Above all, it was supposed to be the Brexit election, giving Theresa May a strong mandate in the forthcoming negotiations. Yet Brexit did not really feature and her political career has just taken its biggest ever hit.
Overnight, the television pundits and politicians of all stripes were quick to ascribe the result in large part to Labour’s manifesto commitment to abolish tuition fees. Some constituencies linked to universities did indeed shift leftwards. For example, Nick Clegg was finally defeated in Sheffield Hallam, the Tory Julian Brazier (who was first elected in 1987) unexpectedly lost Canterbury and, another Tory, Nicola Blackwood was beaten by the Lib Dems in Oxford West and Abingdon.
In other places, such as Cambridge and various London seats with lots of students, wafer-thin Labour majorities have become rock-solid ones.
Yet it is still hard to put much of the overall result down to tuition fees. Students were backing Labour in overwhelming numbers long before the Labour manifesto announced the party's policy on the issue. Moreover, students remain sceptical about whether fees can actually be abolished, and were more motivated to vote Labour by other issues, including the NHS.
So another issue that will need to be considered closely in coming days is the turnout of young people in general, rather than just students. It is at least possible that Labour’s increase in seats arose from young non-students coming out to vote in bigger numbers. They care less about tuition fees but had a range of other reasons for voting Labour.
In the aftermath of the election, we are going to need academics to explain what happened more than ever before. Political scientists have an embarrassingly poor record in predicting recent election outcomes, although one area where they should have been listened to more is on the timing of elections. As I mentioned in a Times Higher Education blog back in April, many years ago Alastair Smith crunched the data and found prime ministers who call early elections get punished by the electorate.
It has just happened again.
What does this all mean for the main higher education issues? Despite the turmoil, we will end up with another Conservative government, perhaps with some formal arrangement with Northern Ireland’s DUP. So the teaching excellence framework (TEF) will roll on and the Higher Education and Research Act will be fully implemented.
I have said in recent weeks that the Conservatives’ manifesto commitment to review all tertiary education funding was more important than people realised. But, without an overall majority in the House of Commons, I may well be proved completely wrong. This is because, if such a review were to recommend major reforms, they will be hard to deliver without an overall majority.

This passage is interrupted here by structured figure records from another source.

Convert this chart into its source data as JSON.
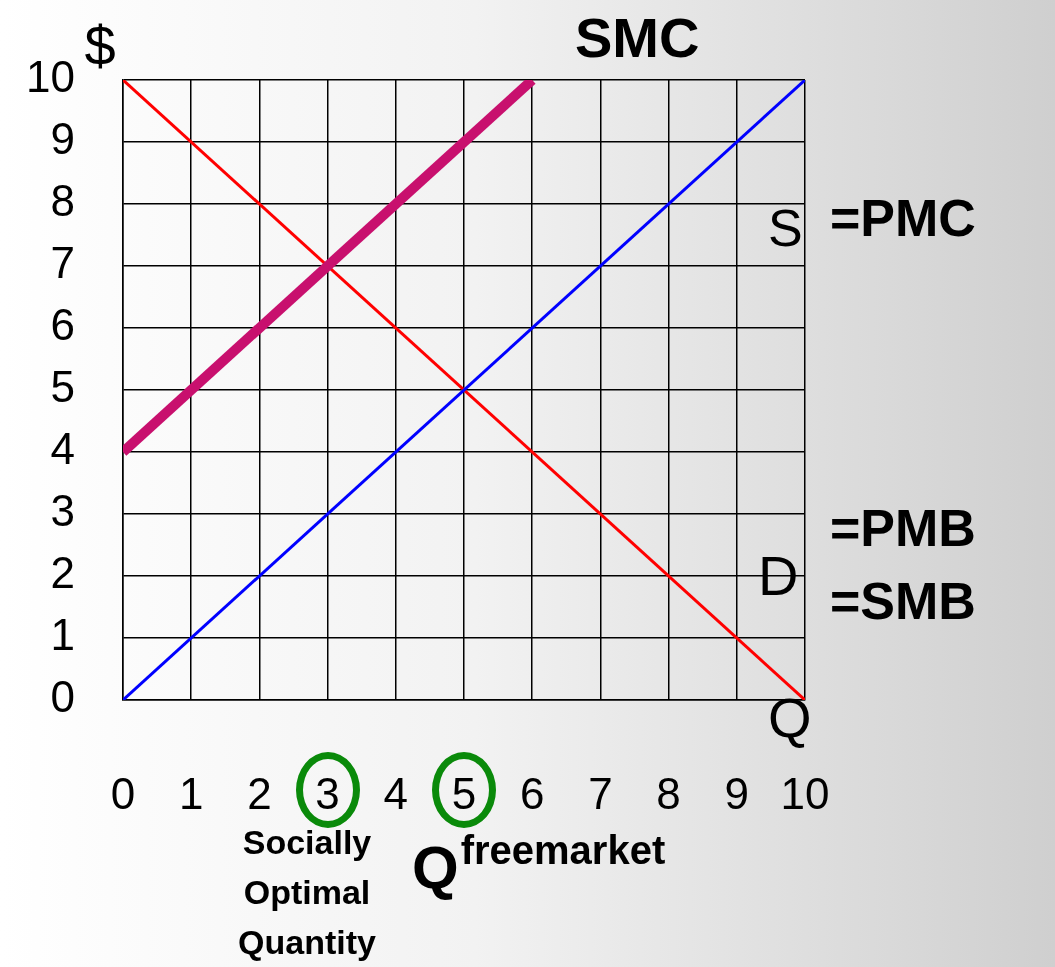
{
  "chart_data": {
    "type": "line",
    "xlabel": "Q",
    "ylabel": "$",
    "xlim": [
      0,
      10
    ],
    "ylim": [
      0,
      10
    ],
    "xticks": [
      0,
      1,
      2,
      3,
      4,
      5,
      6,
      7,
      8,
      9,
      10
    ],
    "yticks": [
      0,
      1,
      2,
      3,
      4,
      5,
      6,
      7,
      8,
      9,
      10
    ],
    "grid": true,
    "legend": false,
    "marker": "none",
    "line_style": "solid",
    "series": [
      {
        "name": "SMC",
        "color": "#c8106e",
        "x": [
          0,
          6
        ],
        "values": [
          4,
          10
        ]
      },
      {
        "name": "S",
        "color": "#0000ff",
        "x": [
          0,
          10
        ],
        "values": [
          0,
          10
        ]
      },
      {
        "name": "D",
        "color": "#ff0000",
        "x": [
          0,
          10
        ],
        "values": [
          10,
          0
        ]
      }
    ],
    "annotations": [
      "=PMC",
      "=PMB",
      "=SMB",
      "Socially Optimal Quantity",
      "Q$^{freemarket}$"
    ]
  }
}
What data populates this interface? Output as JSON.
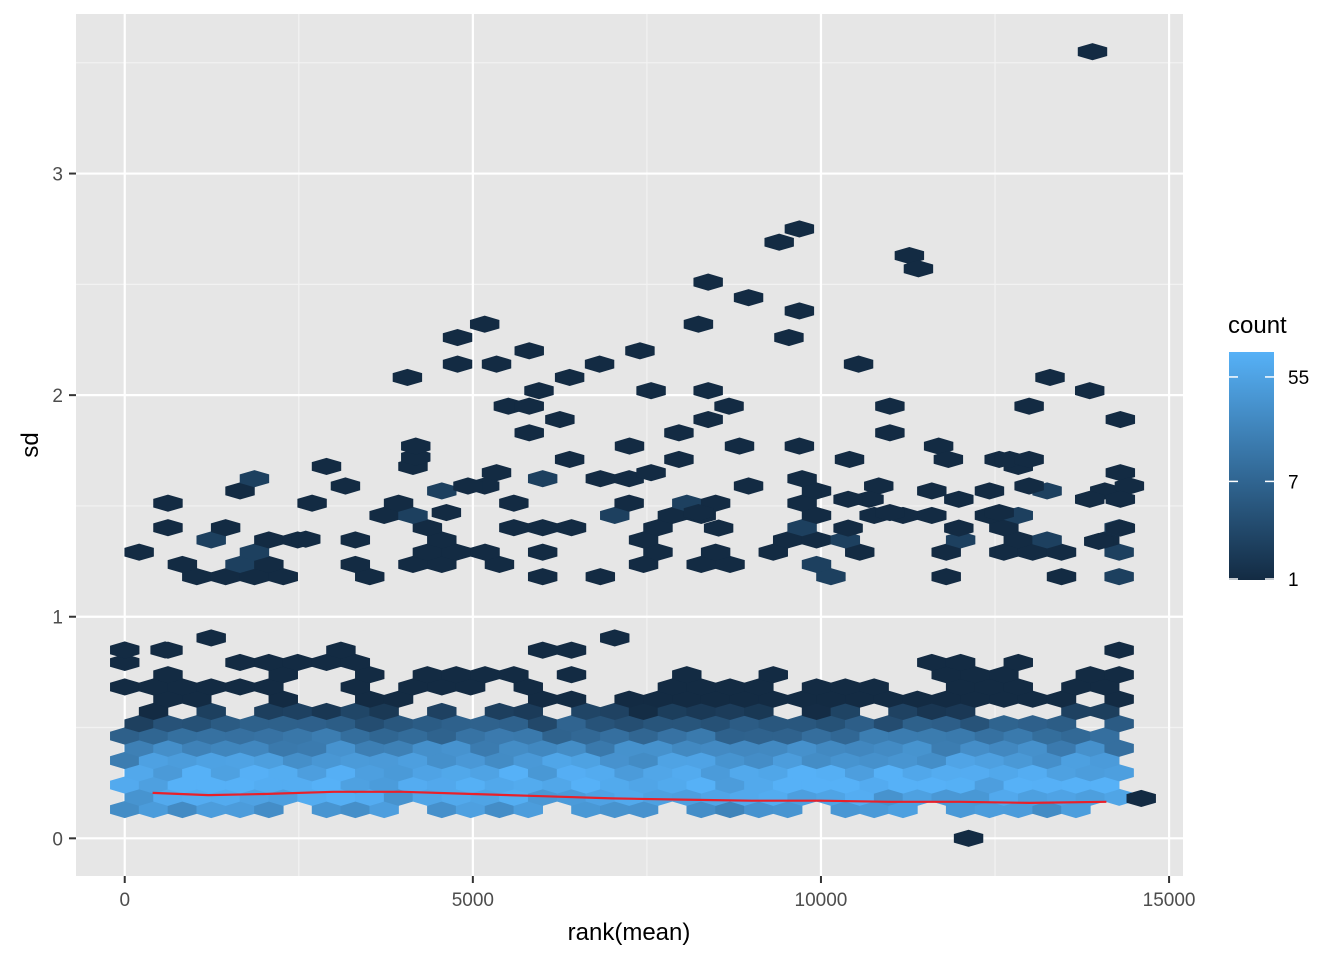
{
  "chart_data": {
    "type": "hexbin",
    "xlabel": "rank(mean)",
    "ylabel": "sd",
    "xlim": [
      -700,
      15200
    ],
    "ylim": [
      -0.17,
      3.72
    ],
    "x_ticks": [
      0,
      5000,
      10000,
      15000
    ],
    "x_tick_labels": [
      "0",
      "5000",
      "10000",
      "15000"
    ],
    "y_ticks": [
      0,
      1,
      2,
      3
    ],
    "y_tick_labels": [
      "0",
      "1",
      "2",
      "3"
    ],
    "grid": true,
    "legend": {
      "title": "count",
      "position": "right",
      "scale": "log",
      "breaks": [
        1,
        7,
        55
      ],
      "break_labels": [
        "1",
        "7",
        "55"
      ],
      "min": 1,
      "max": 90,
      "low_color": "#132B43",
      "high_color": "#56B1F7"
    },
    "colors": {
      "panel_background": "#e6e6e6",
      "grid_major": "#ffffff",
      "trend_line": "#e8202a"
    },
    "trend": {
      "label": "smooth",
      "x": [
        400,
        1200,
        2000,
        3000,
        4000,
        5000,
        6000,
        7000,
        8000,
        9000,
        10000,
        11000,
        12000,
        13000,
        14100
      ],
      "y": [
        0.205,
        0.195,
        0.2,
        0.21,
        0.21,
        0.2,
        0.19,
        0.18,
        0.175,
        0.17,
        0.17,
        0.165,
        0.165,
        0.16,
        0.165
      ]
    },
    "sparse_points": [
      [
        0,
        0.85
      ],
      [
        580,
        0.85
      ],
      [
        2600,
        1.35
      ],
      [
        3170,
        1.59
      ],
      [
        4060,
        2.08
      ],
      [
        4180,
        1.72
      ],
      [
        4180,
        1.77
      ],
      [
        4780,
        2.26
      ],
      [
        4780,
        2.14
      ],
      [
        5170,
        2.32
      ],
      [
        5340,
        2.14
      ],
      [
        5340,
        1.65
      ],
      [
        5170,
        1.59
      ],
      [
        4930,
        1.59
      ],
      [
        5510,
        1.95
      ],
      [
        5810,
        2.2
      ],
      [
        5810,
        1.83
      ],
      [
        5950,
        2.02
      ],
      [
        6250,
        1.89
      ],
      [
        6390,
        2.08
      ],
      [
        6390,
        1.71
      ],
      [
        6820,
        2.14
      ],
      [
        7250,
        1.77
      ],
      [
        7400,
        2.2
      ],
      [
        7560,
        2.02
      ],
      [
        7560,
        1.65
      ],
      [
        7960,
        1.83
      ],
      [
        7960,
        1.71
      ],
      [
        8240,
        2.32
      ],
      [
        8380,
        2.51
      ],
      [
        8380,
        2.02
      ],
      [
        8380,
        1.89
      ],
      [
        8680,
        1.95
      ],
      [
        8960,
        2.44
      ],
      [
        8830,
        1.77
      ],
      [
        8960,
        1.59
      ],
      [
        9400,
        2.69
      ],
      [
        9540,
        2.26
      ],
      [
        9690,
        2.75
      ],
      [
        9690,
        2.38
      ],
      [
        9690,
        1.77
      ],
      [
        10540,
        2.14
      ],
      [
        10410,
        1.71
      ],
      [
        10990,
        1.95
      ],
      [
        10990,
        1.83
      ],
      [
        11270,
        2.63
      ],
      [
        11400,
        2.57
      ],
      [
        11690,
        1.77
      ],
      [
        11830,
        1.71
      ],
      [
        12560,
        1.71
      ],
      [
        12710,
        1.71
      ],
      [
        12990,
        1.71
      ],
      [
        12990,
        1.95
      ],
      [
        13290,
        2.08
      ],
      [
        13860,
        2.02
      ],
      [
        14300,
        1.89
      ],
      [
        14300,
        1.65
      ],
      [
        14430,
        1.59
      ],
      [
        13860,
        1.53
      ],
      [
        13990,
        1.34
      ],
      [
        13900,
        3.55
      ],
      [
        12120,
        0.0
      ],
      [
        14600,
        0.18
      ],
      [
        11980,
        1.53
      ],
      [
        11980,
        1.4
      ],
      [
        12560,
        1.47
      ],
      [
        12990,
        1.59
      ],
      [
        10990,
        1.47
      ],
      [
        10830,
        1.59
      ],
      [
        10690,
        1.53
      ],
      [
        10390,
        1.53
      ],
      [
        10390,
        1.4
      ],
      [
        8530,
        1.4
      ],
      [
        8240,
        1.47
      ],
      [
        5810,
        1.95
      ],
      [
        4620,
        1.47
      ],
      [
        14300,
        1.4
      ],
      [
        14300,
        1.53
      ]
    ]
  }
}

On the other hand, the idea of a new crackdown on international students, which was another commitment in the Tory manifesto, just became a whole lot harder. Given that all the other significant political parties want a warmer welcome for students from other countries, the reduction in Conservative MPs changes the balance of power on that one issue at least. Amidst the confusion and uncertainty, this may look to many in the higher education sector as a small bit of silver lining to some rather dark clouds.
Another unexpected outcome that many people in higher education might welcome is that yesterday’s election could retrospectively become "the Brexit election" after all. The pound fell when the exit poll was published but rallied overnight after the markets realised a hard Brexit may have just become a whole lot harder to deliver.
Finally, we should spare a thought for Theresa May by remembering how big a challenge she had set herself. The Tories won additional seats in each of the last four elections (2001, 2005, 2010 and 2015). To have repeated the trick for a fifth time after seven years in office would have been truly remarkable, even if it was what many of the polls had suggested would happen.
Nick Hillman is the director of the Higher Education Policy Institute.